Parole del tipo: “male non fare, paura non avere” o “l’albero pecca e il ramo piange” oppure “Nicola nun si sappi fari i fatti soi!”. Insomma tutto ciò che ci circondava ci faceva credere che la lupara negli anni ’40 nel palermitano fosse lo strumento punitivo di una giustizia implacabile ma riconosciuta ed accettata.

Nel nostro ambiente, fino ai quindici, sedici anni, non sentii mai una parola di condanna contro chi aveva sparato, ma solo sospetti su chi era stato ucciso.

Crescemmo tra stenti e vergogna, addirittura con un certo senso di colpa per essere figli di un uomo che era stato sparato.

Con gli anni ho capito che la mafia è così difficile da sradicare anche per questo. L’ignoranza, il pregiudizio, la paura, la rassegnazione, il conformismo, le frasi fatte sono tutti alleati della mafia. E sono alleati potenti. Sono come rifugi in cui nascondersi e stare al sicuro.

Sono qui per salvare la memoria e l’onore di mio padre, Nicola Azoti, ma anche con la speranza di essere utile per il riscatto del popolo siciliano e per sconfiggere la mafia.

Mio padre aveva 36 anni, quando morì. Faceva il falegname e suonava nella banda del paese. Faceva anche il segretario della Camera del Lavoro, perché glielo avevano chiesto.

Fondò la cooperativa dei braccianti sapendo quanto fosse rischioso. Lui era falegname e musicante. Se mai le terre fossero state concesse le avrebbero lavorate braccianti e contadini, non lui.

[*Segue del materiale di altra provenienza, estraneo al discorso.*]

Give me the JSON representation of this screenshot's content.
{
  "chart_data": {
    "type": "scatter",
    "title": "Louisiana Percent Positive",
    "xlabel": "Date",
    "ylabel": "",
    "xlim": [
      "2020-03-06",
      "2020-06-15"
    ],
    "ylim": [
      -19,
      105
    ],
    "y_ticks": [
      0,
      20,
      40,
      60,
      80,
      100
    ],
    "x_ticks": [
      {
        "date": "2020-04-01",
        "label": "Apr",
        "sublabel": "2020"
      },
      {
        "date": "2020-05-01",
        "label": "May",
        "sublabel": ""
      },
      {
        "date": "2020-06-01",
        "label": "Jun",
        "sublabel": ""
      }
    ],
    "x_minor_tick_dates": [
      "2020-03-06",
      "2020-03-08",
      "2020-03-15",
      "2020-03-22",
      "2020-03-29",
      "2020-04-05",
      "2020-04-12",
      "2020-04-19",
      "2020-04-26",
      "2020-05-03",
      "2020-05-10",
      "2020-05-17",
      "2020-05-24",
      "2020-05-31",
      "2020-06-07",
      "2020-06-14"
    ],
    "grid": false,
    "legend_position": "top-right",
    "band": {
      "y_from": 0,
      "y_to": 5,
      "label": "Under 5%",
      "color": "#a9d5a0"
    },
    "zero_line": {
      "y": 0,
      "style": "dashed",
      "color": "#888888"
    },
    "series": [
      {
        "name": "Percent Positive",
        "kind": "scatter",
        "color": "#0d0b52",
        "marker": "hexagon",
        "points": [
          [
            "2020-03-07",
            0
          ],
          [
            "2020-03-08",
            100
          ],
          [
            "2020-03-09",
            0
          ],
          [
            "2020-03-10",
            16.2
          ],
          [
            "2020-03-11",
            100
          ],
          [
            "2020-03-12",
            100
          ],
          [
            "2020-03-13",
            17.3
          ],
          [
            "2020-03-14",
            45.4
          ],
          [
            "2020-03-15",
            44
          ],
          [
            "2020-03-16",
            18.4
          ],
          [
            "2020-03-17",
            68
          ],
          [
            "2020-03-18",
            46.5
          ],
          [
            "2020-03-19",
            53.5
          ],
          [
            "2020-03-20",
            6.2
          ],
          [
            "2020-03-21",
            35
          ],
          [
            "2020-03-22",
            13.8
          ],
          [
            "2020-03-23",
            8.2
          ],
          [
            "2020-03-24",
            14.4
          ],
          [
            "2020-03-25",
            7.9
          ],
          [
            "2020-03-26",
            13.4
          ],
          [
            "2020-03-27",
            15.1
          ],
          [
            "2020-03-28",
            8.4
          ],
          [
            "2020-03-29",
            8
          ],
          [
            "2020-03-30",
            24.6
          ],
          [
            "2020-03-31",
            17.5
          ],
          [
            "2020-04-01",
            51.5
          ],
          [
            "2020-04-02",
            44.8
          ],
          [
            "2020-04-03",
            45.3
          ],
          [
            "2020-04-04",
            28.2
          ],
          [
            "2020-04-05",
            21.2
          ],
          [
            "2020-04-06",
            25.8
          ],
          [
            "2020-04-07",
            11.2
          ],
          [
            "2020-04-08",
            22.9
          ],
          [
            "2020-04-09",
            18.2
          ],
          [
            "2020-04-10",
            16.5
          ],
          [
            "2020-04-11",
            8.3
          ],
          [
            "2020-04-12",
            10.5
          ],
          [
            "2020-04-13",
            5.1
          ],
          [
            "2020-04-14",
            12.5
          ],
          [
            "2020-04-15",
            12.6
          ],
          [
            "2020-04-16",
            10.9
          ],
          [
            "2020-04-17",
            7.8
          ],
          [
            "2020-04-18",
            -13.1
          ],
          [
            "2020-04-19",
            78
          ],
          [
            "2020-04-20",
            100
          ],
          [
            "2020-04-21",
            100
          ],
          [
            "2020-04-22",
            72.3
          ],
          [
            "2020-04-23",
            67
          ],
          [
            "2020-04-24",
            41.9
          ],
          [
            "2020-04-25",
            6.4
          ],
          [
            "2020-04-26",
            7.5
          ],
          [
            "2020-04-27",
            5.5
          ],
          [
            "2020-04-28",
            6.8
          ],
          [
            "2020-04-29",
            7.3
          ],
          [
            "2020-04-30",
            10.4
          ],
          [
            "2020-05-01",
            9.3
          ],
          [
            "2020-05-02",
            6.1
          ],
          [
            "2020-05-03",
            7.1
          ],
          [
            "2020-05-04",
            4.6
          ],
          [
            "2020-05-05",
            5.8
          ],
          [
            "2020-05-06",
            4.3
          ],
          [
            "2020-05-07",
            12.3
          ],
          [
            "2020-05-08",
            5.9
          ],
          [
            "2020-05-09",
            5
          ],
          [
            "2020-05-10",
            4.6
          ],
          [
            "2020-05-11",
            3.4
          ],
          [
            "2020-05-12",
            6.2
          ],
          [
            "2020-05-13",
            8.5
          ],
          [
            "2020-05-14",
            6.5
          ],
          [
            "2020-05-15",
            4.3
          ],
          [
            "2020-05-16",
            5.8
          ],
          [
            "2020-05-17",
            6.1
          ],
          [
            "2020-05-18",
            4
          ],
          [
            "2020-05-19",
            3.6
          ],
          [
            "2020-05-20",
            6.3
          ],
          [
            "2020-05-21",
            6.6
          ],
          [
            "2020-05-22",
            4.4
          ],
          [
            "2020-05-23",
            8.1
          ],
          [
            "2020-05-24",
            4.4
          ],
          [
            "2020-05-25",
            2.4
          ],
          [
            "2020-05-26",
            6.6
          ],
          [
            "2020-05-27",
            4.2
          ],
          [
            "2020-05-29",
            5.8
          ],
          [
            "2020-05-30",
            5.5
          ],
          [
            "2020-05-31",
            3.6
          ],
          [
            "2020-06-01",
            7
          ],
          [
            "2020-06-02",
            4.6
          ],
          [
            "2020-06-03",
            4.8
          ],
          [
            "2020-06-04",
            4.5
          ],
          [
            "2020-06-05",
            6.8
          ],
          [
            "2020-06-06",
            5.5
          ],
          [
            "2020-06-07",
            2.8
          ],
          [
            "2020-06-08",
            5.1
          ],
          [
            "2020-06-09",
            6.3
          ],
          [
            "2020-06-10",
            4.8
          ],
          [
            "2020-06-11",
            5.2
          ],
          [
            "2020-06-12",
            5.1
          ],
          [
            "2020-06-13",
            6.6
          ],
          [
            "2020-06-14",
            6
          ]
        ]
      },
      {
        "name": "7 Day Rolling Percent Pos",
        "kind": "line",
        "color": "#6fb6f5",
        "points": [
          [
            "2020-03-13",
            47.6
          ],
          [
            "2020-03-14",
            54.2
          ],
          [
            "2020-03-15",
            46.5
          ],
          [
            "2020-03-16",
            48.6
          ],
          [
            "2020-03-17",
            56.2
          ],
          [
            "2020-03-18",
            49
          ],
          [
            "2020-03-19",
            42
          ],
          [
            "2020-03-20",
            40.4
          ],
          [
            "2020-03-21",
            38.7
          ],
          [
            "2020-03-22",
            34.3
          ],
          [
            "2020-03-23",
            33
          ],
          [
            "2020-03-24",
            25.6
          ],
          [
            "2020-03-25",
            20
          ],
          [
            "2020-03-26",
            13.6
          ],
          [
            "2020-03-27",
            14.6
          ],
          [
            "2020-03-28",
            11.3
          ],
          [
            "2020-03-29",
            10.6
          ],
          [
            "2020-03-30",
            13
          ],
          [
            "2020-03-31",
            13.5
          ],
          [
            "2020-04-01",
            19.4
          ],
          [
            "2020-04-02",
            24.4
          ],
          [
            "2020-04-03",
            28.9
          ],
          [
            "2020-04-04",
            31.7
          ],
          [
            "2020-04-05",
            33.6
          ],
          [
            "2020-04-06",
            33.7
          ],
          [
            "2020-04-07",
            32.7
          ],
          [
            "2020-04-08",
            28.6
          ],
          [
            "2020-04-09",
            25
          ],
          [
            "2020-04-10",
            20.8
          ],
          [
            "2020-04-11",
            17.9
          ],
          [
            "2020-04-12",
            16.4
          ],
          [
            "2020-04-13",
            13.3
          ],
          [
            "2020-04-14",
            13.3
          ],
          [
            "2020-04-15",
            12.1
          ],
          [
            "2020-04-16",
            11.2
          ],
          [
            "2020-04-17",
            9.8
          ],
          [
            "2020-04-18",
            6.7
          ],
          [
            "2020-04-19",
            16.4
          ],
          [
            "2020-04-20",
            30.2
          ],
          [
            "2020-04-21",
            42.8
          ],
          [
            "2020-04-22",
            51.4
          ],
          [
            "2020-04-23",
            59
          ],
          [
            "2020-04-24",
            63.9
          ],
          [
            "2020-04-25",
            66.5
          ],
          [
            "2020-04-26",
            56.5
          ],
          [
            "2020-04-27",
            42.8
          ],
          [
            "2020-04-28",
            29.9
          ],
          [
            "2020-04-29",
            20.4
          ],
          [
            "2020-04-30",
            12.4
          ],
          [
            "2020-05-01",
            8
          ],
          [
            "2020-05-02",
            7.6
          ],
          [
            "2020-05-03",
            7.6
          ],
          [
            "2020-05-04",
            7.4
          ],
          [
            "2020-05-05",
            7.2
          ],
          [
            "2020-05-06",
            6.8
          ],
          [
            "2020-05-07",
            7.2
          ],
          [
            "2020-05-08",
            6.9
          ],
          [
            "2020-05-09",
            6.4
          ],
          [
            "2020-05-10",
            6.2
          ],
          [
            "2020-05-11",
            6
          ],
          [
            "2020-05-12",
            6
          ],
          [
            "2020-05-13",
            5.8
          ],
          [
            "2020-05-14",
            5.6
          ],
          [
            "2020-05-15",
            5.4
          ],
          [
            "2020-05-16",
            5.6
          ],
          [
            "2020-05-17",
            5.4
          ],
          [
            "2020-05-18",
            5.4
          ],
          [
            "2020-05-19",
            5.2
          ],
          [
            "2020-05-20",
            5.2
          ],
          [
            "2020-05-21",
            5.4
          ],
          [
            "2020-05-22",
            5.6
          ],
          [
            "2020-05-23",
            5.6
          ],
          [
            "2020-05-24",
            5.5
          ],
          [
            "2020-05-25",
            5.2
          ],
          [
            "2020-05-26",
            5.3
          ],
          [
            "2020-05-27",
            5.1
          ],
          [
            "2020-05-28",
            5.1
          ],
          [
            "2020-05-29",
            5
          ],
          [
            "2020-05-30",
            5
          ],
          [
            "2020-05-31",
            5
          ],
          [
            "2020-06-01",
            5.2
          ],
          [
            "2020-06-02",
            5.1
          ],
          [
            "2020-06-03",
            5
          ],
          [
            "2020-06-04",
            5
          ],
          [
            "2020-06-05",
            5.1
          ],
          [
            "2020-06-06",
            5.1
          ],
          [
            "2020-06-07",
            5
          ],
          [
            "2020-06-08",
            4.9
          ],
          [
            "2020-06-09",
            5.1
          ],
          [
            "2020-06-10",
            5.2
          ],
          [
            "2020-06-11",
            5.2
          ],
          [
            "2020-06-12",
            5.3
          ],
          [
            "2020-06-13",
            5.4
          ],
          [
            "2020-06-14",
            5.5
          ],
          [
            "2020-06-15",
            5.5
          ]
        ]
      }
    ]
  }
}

Parlava di giustizia, di solidarietà, di sacrifici da fare per costruire una società migliore.

E quella notte fu ucciso, mentre tornava dalla Camera del Lavoro, quando era quasi giunto a casa.

La settimana prima era stato avvicinato e minacciato da un campiere del Feudo Traversa, quello che aveva richiesto la cooperativa

Tutto era chiaro, eppure dissero subito che fu delitto passionale! Ma certo! Per quale altra ragione si uccidevano i sindacalisti in Sicilia nel dopoguerra? Ma la mafia non si limita ad uccidere, vuole anche sfregiare, disonorare, macchiare la memoria dei suoi nemici. E sa imporre la sua verità.

Io, Pinuccio e mia madre vivemmo tutte le tragedie della famiglia di un morto ammazzato: il prete che non lo accoglie neppure in chiesa, la gente che si volta dall’altra parte, la miseria più nera e, per giunta, la vergogna di essere rimasti soli per colpa di un padre infedele.

Solo diversi anni dopo è emersa la verità: mio padre fu un eroe, non ci lasciò soli perché inseguiva donne, ma per una scelta eroica.

Ed io vi ringrazio per avere ricordato anche lui questa sera.